If a subset examine what these pages have in common, for example they all use a specific COM dll, that other pages don't.
Does this problem affect multiple clients or just a few?
IOW is there an issue with a specific browser OS version.
Is this public or intranet?
Can you reproduce the problem from a client you own?
Is there any chance there are some full-text search queries going on SQL Server?
Because if so, and if SQL Server has no access to internet, it may cause a 45-second delay every few hours or so when it tries to check the certifications (though this does not apply to SQL Server 2000).
For a detailed explanation of what I'm referring to, read this.
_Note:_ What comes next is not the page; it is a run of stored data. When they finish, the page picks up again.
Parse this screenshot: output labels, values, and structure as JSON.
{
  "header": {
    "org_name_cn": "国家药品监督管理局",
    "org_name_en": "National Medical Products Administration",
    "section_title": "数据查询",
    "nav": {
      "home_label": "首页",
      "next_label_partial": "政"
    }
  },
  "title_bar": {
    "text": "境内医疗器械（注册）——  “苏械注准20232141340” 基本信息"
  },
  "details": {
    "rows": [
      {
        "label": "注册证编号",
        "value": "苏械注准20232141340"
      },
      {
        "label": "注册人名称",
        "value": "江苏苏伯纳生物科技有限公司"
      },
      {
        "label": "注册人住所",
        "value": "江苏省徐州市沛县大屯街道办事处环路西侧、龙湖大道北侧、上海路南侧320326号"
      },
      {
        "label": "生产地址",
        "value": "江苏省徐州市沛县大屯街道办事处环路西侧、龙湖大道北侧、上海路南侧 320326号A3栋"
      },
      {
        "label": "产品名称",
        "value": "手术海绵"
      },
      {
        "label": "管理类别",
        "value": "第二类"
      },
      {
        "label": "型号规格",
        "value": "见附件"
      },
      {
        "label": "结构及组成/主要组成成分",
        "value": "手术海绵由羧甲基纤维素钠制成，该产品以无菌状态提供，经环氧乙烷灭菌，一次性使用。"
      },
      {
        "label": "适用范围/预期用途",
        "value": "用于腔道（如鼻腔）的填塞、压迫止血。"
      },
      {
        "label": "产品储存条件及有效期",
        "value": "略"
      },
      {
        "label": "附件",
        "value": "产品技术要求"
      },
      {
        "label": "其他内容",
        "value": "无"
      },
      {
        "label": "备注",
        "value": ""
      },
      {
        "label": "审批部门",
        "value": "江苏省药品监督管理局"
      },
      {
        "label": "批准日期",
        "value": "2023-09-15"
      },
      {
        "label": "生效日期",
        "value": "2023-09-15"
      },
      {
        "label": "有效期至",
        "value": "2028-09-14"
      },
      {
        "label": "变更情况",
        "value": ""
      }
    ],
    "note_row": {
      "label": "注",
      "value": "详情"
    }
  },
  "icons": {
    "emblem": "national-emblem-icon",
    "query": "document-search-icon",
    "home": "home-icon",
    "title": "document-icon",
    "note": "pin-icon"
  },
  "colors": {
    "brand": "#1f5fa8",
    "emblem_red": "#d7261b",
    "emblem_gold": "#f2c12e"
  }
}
Are any other apps running on your web server? If so, is your problematic in the same app pool as any of them? If so, try creating a dedicated app pool for it. Maybe one of the other apps is having a problem and is adversely affecting yours.
One thing to watch out for is if you have server side debugging turned on in IIS, the web server will run in single threaded mode.
So if you try to load a page, and someone else has hit that url at the same time, you will be queued up behind them. It will seem like pages take a long time to load, but its simply because the server is doling out page requests in a single file line and sometimes you aren't at the front of the line.
You may have turned this on for debugging and forgot to turn it off for production.